All in all, it wasn’t much code, but it was very difficult to figure out what I was supposed to be doing. But that’s all part of learning a new framework. Here are a bunch of gotchas I ran into:

  1. Providing the id: "@id" mapping in the resource url. Without this, it doesn’t automatically fill in :id with the model’s id.
  2. I had to keep the local array of posts in sync with the server, pushing to it and splicing from it as I added and removed items.
  3. Using $scope everywhere to expose methods in the view took me a bit to realize
  4. I couldn’t delete a post by calling a method on the instance, because it wouldn’t remove it from the main collection

All in all, I found Angular to be pretty comprehensive when it came to the view binding and automatic dom reflection of underlying state. However I found its server synchronizing abilities to be lacking. Why is angular-resource.js a separate library anyways?
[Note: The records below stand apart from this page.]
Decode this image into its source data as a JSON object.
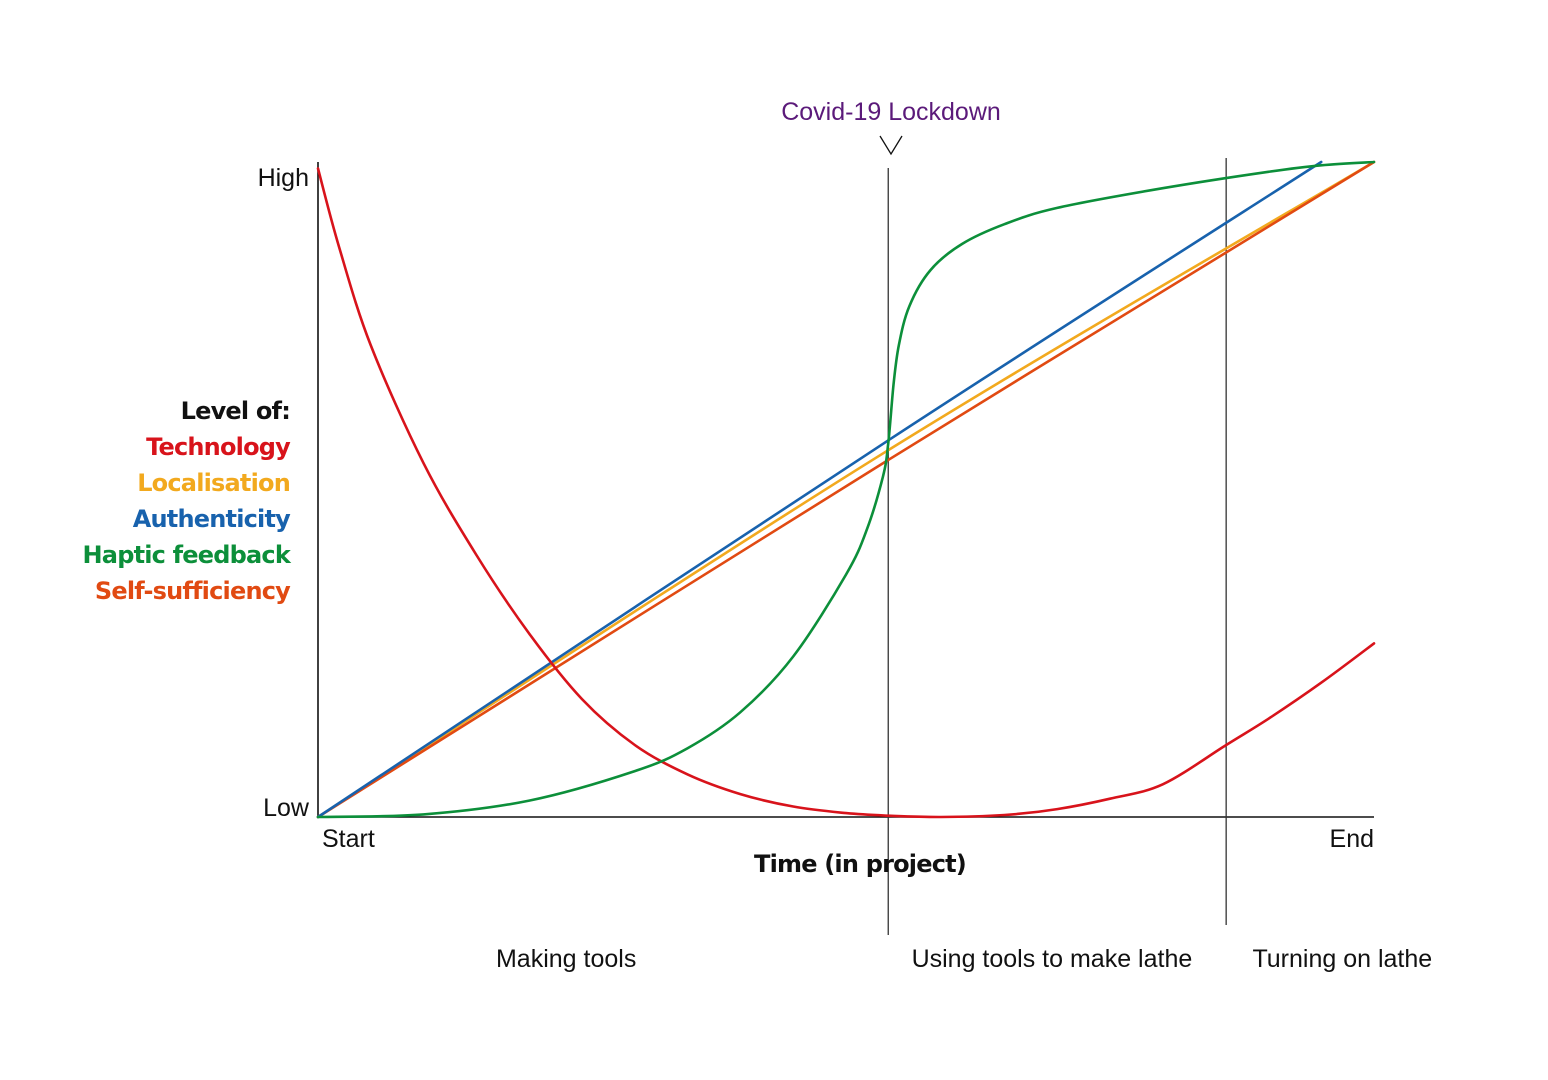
{
  "chart_data": {
    "type": "line",
    "title": "",
    "xlabel": "Time (in project)",
    "ylabel_heading": "Level of:",
    "x_tick_labels": {
      "start": "Start",
      "end": "End"
    },
    "y_tick_labels": {
      "low": "Low",
      "high": "High"
    },
    "xlim": [
      0,
      1
    ],
    "ylim": [
      0,
      1
    ],
    "grid": false,
    "event": {
      "label": "Covid-19 Lockdown",
      "x": 0.54,
      "color": "#5b1a7a"
    },
    "phase_boundaries": [
      0.54,
      0.86
    ],
    "phases": [
      {
        "label": "Making tools",
        "x_center": 0.235
      },
      {
        "label": "Using tools to make lathe",
        "x_center": 0.695
      },
      {
        "label": "Turning on lathe",
        "x_center": 0.97
      }
    ],
    "series": [
      {
        "name": "Technology",
        "color": "#d8131b",
        "points": [
          [
            0,
            0.99
          ],
          [
            0.02,
            0.87
          ],
          [
            0.05,
            0.72
          ],
          [
            0.1,
            0.54
          ],
          [
            0.15,
            0.4
          ],
          [
            0.2,
            0.28
          ],
          [
            0.25,
            0.18
          ],
          [
            0.3,
            0.11
          ],
          [
            0.35,
            0.065
          ],
          [
            0.4,
            0.035
          ],
          [
            0.45,
            0.016
          ],
          [
            0.5,
            0.006
          ],
          [
            0.54,
            0.002
          ],
          [
            0.59,
            0.0
          ],
          [
            0.65,
            0.003
          ],
          [
            0.7,
            0.012
          ],
          [
            0.75,
            0.028
          ],
          [
            0.8,
            0.05
          ],
          [
            0.86,
            0.11
          ],
          [
            0.9,
            0.15
          ],
          [
            0.95,
            0.205
          ],
          [
            1.0,
            0.265
          ]
        ]
      },
      {
        "name": "Localisation",
        "color": "#f2a91e",
        "points": [
          [
            0,
            0
          ],
          [
            0.54,
            0.56
          ],
          [
            1.0,
            1.0
          ]
        ]
      },
      {
        "name": "Authenticity",
        "color": "#1862ad",
        "points": [
          [
            0,
            0
          ],
          [
            0.54,
            0.575
          ],
          [
            0.95,
            1.0
          ]
        ]
      },
      {
        "name": "Haptic feedback",
        "color": "#0c8f3a",
        "points": [
          [
            0,
            0
          ],
          [
            0.1,
            0.004
          ],
          [
            0.2,
            0.025
          ],
          [
            0.3,
            0.07
          ],
          [
            0.35,
            0.105
          ],
          [
            0.4,
            0.16
          ],
          [
            0.45,
            0.245
          ],
          [
            0.5,
            0.37
          ],
          [
            0.52,
            0.44
          ],
          [
            0.535,
            0.52
          ],
          [
            0.54,
            0.57
          ],
          [
            0.545,
            0.66
          ],
          [
            0.55,
            0.72
          ],
          [
            0.56,
            0.78
          ],
          [
            0.58,
            0.835
          ],
          [
            0.61,
            0.875
          ],
          [
            0.65,
            0.905
          ],
          [
            0.7,
            0.93
          ],
          [
            0.8,
            0.96
          ],
          [
            0.9,
            0.985
          ],
          [
            0.95,
            0.995
          ],
          [
            1.0,
            1.0
          ]
        ]
      },
      {
        "name": "Self-sufficiency",
        "color": "#e14a12",
        "points": [
          [
            0,
            0
          ],
          [
            0.54,
            0.545
          ],
          [
            1.0,
            1.0
          ]
        ]
      }
    ]
  }
}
I think it would be really interesting to use Angular.js as a declarative templating and view language, but then maybe drop to backbone for models and controllers. I could expose collection.models to the scope, and it could watch that array. Then it should properly add and remove models from a collection.

I’m really curious to hear how experienced users of Angular communicate with a server and keep their data in sync.

If you’d like to mess around with the code, I put the application on GitHub.